Many restrictions on hospital visitors lingered, while the rest of society returned to normal. But my paper, “Against visitor bans: Freedom of association, Covid-19, and the hospital ward”, argues against extensive visitor restrictions in any but disaster scenarios, and disaster scenarios where there is no other way to mitigate the infection risk. It is easy to think of visitor bans and restrictions as a simple way to reduce the risk of infection. However, that both underplays the costs of visitor restrictions, suggested at above, and mistakes the significance of what is denied when we impose these limits.
Hospitals are places where many deeply significant moments in our intimate lives play out: our births, deaths and illnesses. Not being present when your child is born or in the hours immediately after birth, to be unable to hold the hand of a loved one when facing serious illness, to be forced to be absent when an intimate’s life draws to its end, are serious intrusions on our associational lives. To extensively restrict or ban visitors, then, infringes upon one of our fundamental rights, to freedom of association. People have a right to sustain their valuable and significant intimate associations, even when they are in hospital. Perhaps even especially when we are in hospital, given the significance of the events that happen in hospitals.

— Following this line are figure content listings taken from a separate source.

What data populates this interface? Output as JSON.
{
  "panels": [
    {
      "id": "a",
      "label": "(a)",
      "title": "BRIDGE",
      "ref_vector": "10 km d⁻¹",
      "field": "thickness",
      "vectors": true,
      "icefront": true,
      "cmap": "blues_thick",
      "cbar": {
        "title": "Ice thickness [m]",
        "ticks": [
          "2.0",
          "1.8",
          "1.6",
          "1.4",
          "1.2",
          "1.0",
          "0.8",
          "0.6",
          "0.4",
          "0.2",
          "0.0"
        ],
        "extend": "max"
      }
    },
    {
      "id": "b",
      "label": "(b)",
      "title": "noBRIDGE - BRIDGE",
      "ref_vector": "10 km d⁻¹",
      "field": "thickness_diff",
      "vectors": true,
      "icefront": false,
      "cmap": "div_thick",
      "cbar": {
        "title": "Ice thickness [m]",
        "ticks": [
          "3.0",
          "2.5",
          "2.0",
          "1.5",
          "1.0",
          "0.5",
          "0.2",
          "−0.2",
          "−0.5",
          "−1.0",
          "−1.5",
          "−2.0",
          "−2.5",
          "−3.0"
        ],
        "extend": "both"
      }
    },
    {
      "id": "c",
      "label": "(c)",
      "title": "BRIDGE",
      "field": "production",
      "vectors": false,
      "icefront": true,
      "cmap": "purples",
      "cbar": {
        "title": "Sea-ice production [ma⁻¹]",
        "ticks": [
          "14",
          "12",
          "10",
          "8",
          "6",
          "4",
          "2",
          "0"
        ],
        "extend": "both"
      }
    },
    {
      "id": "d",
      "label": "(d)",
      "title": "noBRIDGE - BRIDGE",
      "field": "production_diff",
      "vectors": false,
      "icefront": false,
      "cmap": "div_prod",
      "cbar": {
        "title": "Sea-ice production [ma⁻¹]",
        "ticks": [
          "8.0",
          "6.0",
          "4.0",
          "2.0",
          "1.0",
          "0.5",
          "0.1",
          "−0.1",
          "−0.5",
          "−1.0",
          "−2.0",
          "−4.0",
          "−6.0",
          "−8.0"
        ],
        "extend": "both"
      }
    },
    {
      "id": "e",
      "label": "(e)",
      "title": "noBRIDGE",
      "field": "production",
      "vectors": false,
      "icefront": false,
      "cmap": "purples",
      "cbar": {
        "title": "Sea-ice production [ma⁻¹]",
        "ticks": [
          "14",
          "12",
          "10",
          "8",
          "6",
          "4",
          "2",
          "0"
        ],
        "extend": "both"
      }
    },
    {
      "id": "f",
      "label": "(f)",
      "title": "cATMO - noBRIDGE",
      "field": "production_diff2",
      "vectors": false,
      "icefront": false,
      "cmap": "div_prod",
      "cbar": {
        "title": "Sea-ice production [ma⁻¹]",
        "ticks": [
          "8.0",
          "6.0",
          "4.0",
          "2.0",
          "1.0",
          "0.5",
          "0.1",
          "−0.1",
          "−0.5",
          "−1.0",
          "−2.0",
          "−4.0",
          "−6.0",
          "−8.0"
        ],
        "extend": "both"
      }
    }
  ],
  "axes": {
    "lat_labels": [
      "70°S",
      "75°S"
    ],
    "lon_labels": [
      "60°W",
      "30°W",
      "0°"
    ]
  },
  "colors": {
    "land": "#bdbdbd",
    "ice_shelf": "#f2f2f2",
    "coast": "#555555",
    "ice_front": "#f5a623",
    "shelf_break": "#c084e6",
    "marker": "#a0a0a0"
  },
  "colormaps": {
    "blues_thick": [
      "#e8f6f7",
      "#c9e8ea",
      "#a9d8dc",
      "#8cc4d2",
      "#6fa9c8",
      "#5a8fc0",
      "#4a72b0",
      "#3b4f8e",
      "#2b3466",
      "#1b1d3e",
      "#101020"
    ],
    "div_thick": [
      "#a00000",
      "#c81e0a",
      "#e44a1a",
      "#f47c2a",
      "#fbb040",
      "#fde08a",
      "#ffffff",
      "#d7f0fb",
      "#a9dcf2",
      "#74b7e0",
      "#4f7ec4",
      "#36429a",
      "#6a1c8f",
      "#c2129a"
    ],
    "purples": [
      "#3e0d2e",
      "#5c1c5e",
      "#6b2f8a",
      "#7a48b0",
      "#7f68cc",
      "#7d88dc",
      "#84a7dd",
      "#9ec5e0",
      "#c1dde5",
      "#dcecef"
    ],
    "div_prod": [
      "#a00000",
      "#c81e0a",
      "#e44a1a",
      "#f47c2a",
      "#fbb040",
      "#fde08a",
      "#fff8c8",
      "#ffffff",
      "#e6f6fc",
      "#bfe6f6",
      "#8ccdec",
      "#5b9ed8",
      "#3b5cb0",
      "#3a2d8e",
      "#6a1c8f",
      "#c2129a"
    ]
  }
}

Restoring full access for visitors, then, must be a priority: it is deeply troubling that some restrictions on visitors have lingered on in certain places. And at many points during the pandemic, the wide-ranging visitor restrictions imposed in particular hospitals were likely unjustifiable. The reframing of hospital visitors in terms of a right, as my paper defends, also has implications for practice beyond the pandemic.
First, given the importance of permitting visitors, hospitals must ensure that each and every visitor restriction is well-justified: every single potential infringement on patient’s rights needs to be defended. That should to lead to more permissive visitation rules even than those found pre-pandemic.
Second, since we are looking at possible infringements on people’s rights, hospitals and hospital trusts ought to have very little lee-way to impose their own restrictions on visitors. That threatens to create a postcode lottery in how secure people find their exercise of their rights to be. I might be unfortunate and have to be treated in a hospital where I will have to be alone at crucial moments, where someone who lives the next trust over constantly has someone by their side. And when in the business of imposing restrictions that might infringe upon our fundamental rights, better that a democratic state do this directly, rather than leaving it in the hands of unelected hospital administrators who cannot easily be held to account by the public.